Idlewild started out at a flat party in Edinburgh in 1995 where founding
band members met and found common ground in musical tastes. The
starting line up was Roddy Woomble, Rod Jones, Colin Newton and Phil
Scanlon. Scanlon was soon replaced by Bob Fairfoull. Appearing in 1996
as an angry band of Scottish punks with Woomble of Carnoustie leading
the band, Idlewild eventually achieved commercial recognition by
refining their taste for large-scale guitar rock, and combining it with
an apparently unknown gift for melody and tenderness.
1996’s Queen of the Troubled Teens was their debut, a self released 7”
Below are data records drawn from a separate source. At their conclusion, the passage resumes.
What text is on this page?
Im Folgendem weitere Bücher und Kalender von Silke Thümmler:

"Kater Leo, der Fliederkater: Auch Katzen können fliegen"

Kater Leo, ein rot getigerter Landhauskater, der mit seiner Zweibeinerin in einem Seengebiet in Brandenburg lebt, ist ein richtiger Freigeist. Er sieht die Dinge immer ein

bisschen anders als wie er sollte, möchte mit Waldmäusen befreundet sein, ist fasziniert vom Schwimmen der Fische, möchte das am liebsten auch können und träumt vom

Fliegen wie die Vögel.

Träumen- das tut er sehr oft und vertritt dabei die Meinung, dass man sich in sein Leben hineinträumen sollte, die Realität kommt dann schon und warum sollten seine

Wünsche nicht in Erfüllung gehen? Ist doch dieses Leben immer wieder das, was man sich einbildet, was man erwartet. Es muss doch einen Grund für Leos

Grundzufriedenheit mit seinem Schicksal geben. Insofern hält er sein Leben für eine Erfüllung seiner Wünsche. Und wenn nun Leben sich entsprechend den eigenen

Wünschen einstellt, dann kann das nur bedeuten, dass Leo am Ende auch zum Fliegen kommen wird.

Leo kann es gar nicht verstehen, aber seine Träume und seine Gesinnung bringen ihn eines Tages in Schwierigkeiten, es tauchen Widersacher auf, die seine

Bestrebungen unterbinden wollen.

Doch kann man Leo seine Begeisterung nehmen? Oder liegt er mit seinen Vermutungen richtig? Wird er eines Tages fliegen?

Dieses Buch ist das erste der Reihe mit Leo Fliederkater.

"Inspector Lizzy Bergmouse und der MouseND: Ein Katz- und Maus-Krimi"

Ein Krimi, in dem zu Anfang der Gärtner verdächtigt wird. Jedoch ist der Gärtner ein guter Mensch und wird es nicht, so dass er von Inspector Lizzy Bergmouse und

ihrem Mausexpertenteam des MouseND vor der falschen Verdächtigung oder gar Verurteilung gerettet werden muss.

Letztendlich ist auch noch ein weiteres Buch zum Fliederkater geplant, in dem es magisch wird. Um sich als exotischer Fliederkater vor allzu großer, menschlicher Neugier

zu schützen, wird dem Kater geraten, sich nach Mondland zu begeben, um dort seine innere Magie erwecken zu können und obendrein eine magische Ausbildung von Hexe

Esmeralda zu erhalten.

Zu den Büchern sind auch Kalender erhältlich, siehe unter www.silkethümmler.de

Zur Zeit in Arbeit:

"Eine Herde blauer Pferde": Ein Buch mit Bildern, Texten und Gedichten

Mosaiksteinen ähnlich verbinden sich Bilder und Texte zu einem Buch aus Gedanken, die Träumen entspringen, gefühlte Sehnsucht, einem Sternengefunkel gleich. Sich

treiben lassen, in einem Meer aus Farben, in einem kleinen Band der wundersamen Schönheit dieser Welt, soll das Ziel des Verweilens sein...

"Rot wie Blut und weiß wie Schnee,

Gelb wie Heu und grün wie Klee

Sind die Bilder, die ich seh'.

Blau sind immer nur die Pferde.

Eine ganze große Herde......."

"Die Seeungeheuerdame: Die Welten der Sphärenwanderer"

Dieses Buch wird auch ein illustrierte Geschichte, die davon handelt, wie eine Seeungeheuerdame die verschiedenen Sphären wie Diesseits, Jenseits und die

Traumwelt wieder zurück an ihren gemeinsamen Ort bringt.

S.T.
single that got praised by popular BBC Radio 1 DJ Steve Lamaq. 1997 saw
their next single “Chandelier”, which was released by Feirce Panda. 1998
saw the release of “Captain” (on Deceptive Records) a mini-album of
chaotic punk, which, while achieving a significant fanbase among British
teenagers, demonstrated little of the facets that would mark them out
as such talented indie-rockers. Some of those were seen on that year’s
full-length, “Hope Is Important”. Carrying a more subdued, top 20 hit
single “When I Argue I See Shapes”, Idlewild started to make commercial
and critical inroads. Jeremy Mills joined the band in 1999 (he left in
2002).
2000’s “100 Broken Windows” took this indie-punk sound and refined it,
ballads like album closer “The Bronze Medal” were already a million
miles from the nihilism and chaos of early tracks such as “Self Healer”.
“Windows…” was a substantial success, charting inside the top 15, and
drawing early comparisons to R.E.M’s angrier output - as both bands were
declared fans of each other at the time, this is unsurprising.
The band were once described by the NME as "...the sound of a flight of stairs falling down a flight of stairs."